В 2001 году у меня в семье произошла трагедия. Во время купания в Волге утонула же-на. Остался я с двумя детьми. Была большая тревога за сына и дочь. Неполная семья, дети без матери, ничего хорошего их не ждет… Стало ясно: нужно искать духовную опору. Детей стал водить в воскресную школу при Самарской Духовной семинарии, сам начал ходить в храм Михаила Архангела в поселке Запанском. Он находится рядом с нашей лабораторией. Там начал алтарничать у отца Константина Калашникова, а потом стал священником. Я принял рукоположение в священнический сан в 2005 году. Мне тогда был уже 41 год.
— Вас сразу назначили настоятелем в Сырейку?
— Ради служения в Сырейке меня и рукоположили. Были некоторые препятствия для получения сана священника, и потому вначале я служил дьяконом в храме «Утоли моя печали» при Самарском университете путей сообщения и вовсе не надеялся стать пастырем. В том храме служит настоятелем отец Илия Борисов, бывший мой студент мед-института. Но я все-таки стал священником, — так решили, чтобы я смог построить храм в родном селе.
Когда меня рукополагали, я испытал чувство глубокой благодарности нашему Архипастырю — Архиепископу (ныне Митрополиту) Самарскому и Сызранскому Сергию. Он ока-зал мне доверие несмотря на мое недостоинство.И это чувство благодарности Архиерею я в своей душе сохранил и в период моих последующих метаний…
После окончания Литургии, на которой было мое посвящение в сан, Владыка мне как напутствие неожиданно строго сказал: «Смотри, не диссидентствуй… ». Мне бы внять его мудрому совету…

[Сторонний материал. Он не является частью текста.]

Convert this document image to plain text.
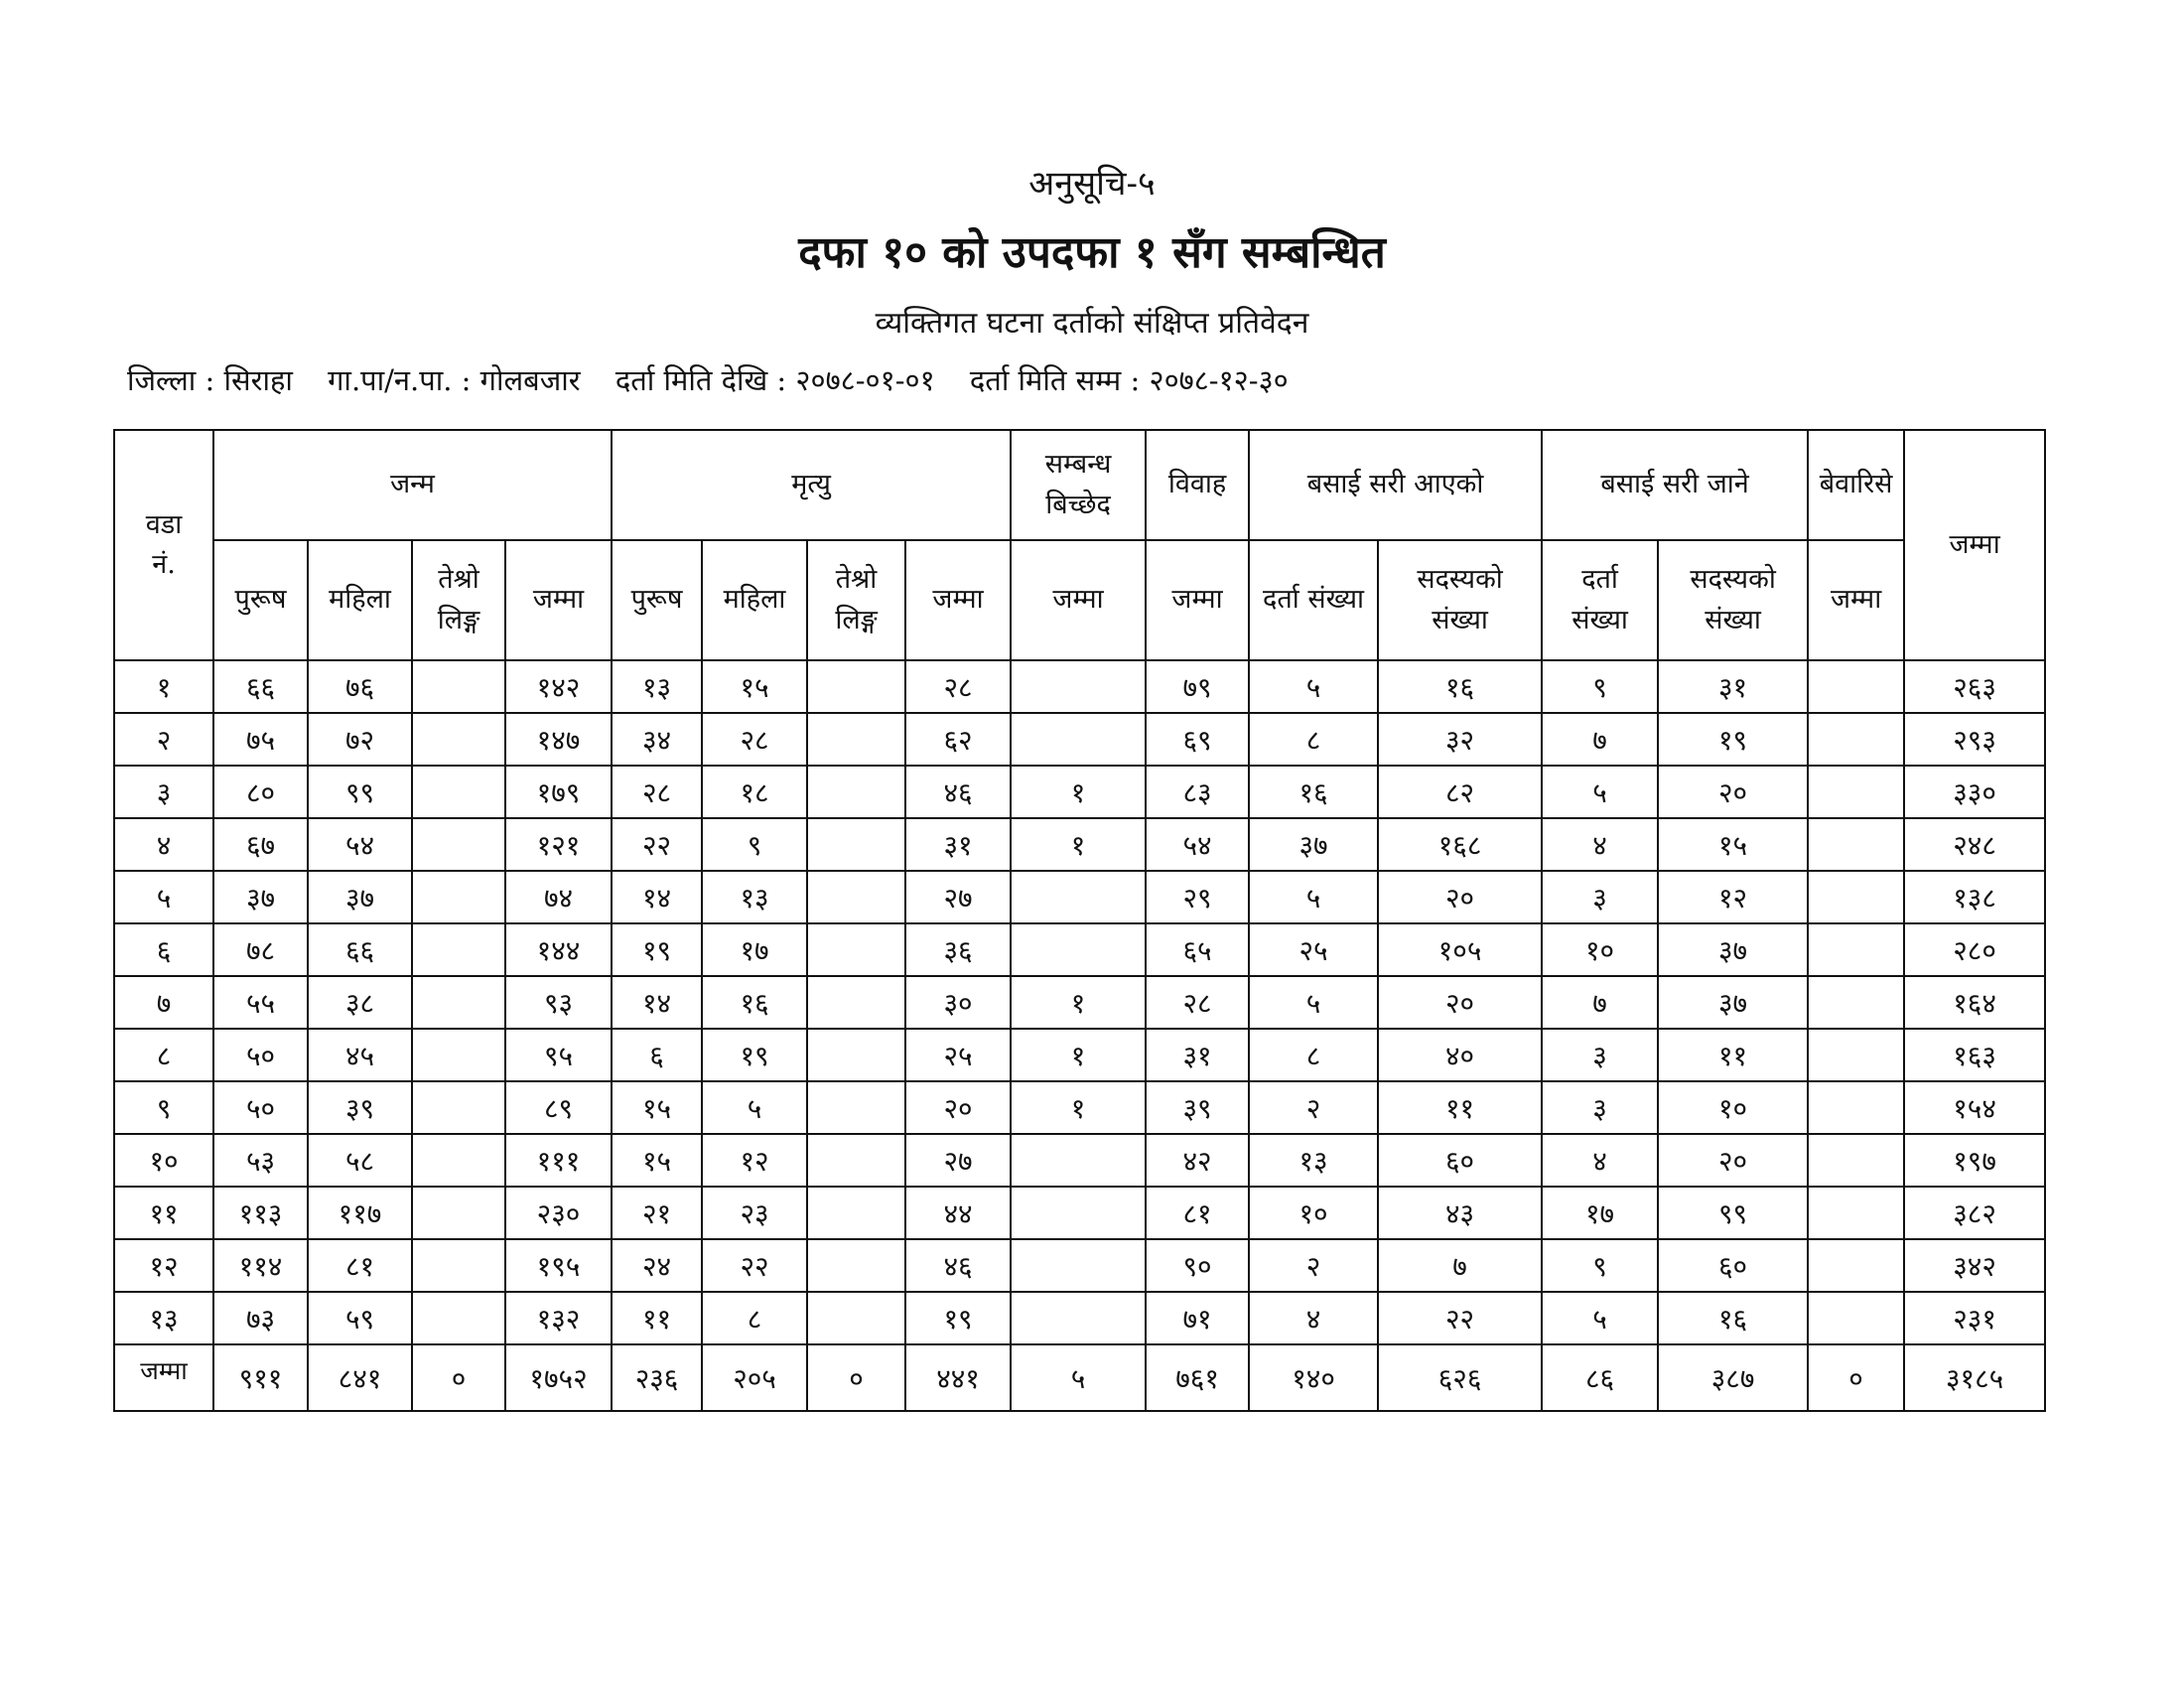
अनुसूचि-५
दफा १० को उपदफा १ सँग सम्बन्धित
व्यक्तिगत घटना दर्ताको संक्षिप्त प्रतिवेदन
जिल्ला : सिराहा गा.पा/न.पा. : गोलबजार दर्ता मिति देखि : २०७८-०१-०१ दर्ता मिति सम्म : २०७८-१२-३०
वडा नं.	जन्म				मृत्यु				सम्बन्ध बिच्छेद	विवाह	बसाई सरी आएको		बसाई सरी जाने		बेवारिसे	जम्मा
	पुरूष	महिला	तेश्रो लिङ्ग	जम्मा	पुरूष	महिला	तेश्रो लिङ्ग	जम्मा	जम्मा	जम्मा	दर्ता संख्या	सदस्यको संख्या	दर्ता संख्या	सदस्यको संख्या	जम्मा	
१	६६	७६		१४२	१३	१५		२८		७९	५	१६	९	३१		२६३
२	७५	७२		१४७	३४	२८		६२		६९	८	३२	७	१९		२९३
३	८०	९९		१७९	२८	१८		४६	१	८३	१६	८२	५	२०		३३०
४	६७	५४		१२१	२२	९		३१	१	५४	३७	१६८	४	१५		२४८
५	३७	३७		७४	१४	१३		२७		२९	५	२०	३	१२		१३८
६	७८	६६		१४४	१९	१७		३६		६५	२५	१०५	१०	३७		२८०
७	५५	३८		९३	१४	१६		३०	१	२८	५	२०	७	३७		१६४
८	५०	४५		९५	६	१९		२५	१	३१	८	४०	३	११		१६३
९	५०	३९		८९	१५	५		२०	१	३९	२	११	३	१०		१५४
१०	५३	५८		१११	१५	१२		२७		४२	१३	६०	४	२०		१९७
११	११३	११७		२३०	२१	२३		४४		८१	१०	४३	१७	९९		३८२
१२	११४	८१		१९५	२४	२२		४६		९०	२	७	९	६०		३४२
१३	७३	५९		१३२	११	८		१९		७१	४	२२	५	१६		२३१
जम्मा	९११	८४१	०	१७५२	२३६	२०५	०	४४१	५	७६१	१४०	६२६	८६	३८७	०	३१८५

Пять лет я прослужил в Сырейке, построил храм в честь святого Димитрия Солунского. Закончил Семинарию. Много духовной литературы прочитал. Ум у меня всегда был пытливый, вот и начал я искать, но не находил ответа на многие острые вопросы.
— Кто был ваш духовник?
— Архимандрит Владимир (Наумов) из села Высокое Пестравского района Самарской области (он и постриг меня позже в монахи). Незадолго до моего посвящения в сан отец Владимир неожиданно сказал: «Если Владыка предложит стать священником — не отказывайся». А я ведь на это и не надеялся. Но когда Владыка предложил мне рукополагаться, сразу всплыли в памяти эти слова духовника. Отец Владимир человек высокой жизни, осторожный и внимательный духовник. Но в мои неофитские искания он не очень-то вникал. А потом я и сам перестал советоваться. Был момент, когда и вовсе с ним прекратил отношения. Сейчас понимаю: это было искушение. А тогда… услышал какой-то недобрый отклик о нем и усомнился… Так я остался один.
— Это и стало началом ваших метаний?
— Плотно влез в изучение церковных канонов. Изучил всю «Кормчую» и узнал много неожиданного для себя. Например, из книг следовало, что священники должны всегда ходить в облачении. Стал и я всюду ходить в подряснике. Старался не осуждать других пастырей, но в сердце все равно прокрадывалась гордыня. А тут еще соблазн: некоторые священники службы сокращают. Я звонил нашим канонистам, отцу Роману Державину, потом отцу Рустику Гузю… Их объяснения меня не убедили. А они ведь предупреждали, что не нужно мне в эти дебри лезть, кончится это плохо для меня.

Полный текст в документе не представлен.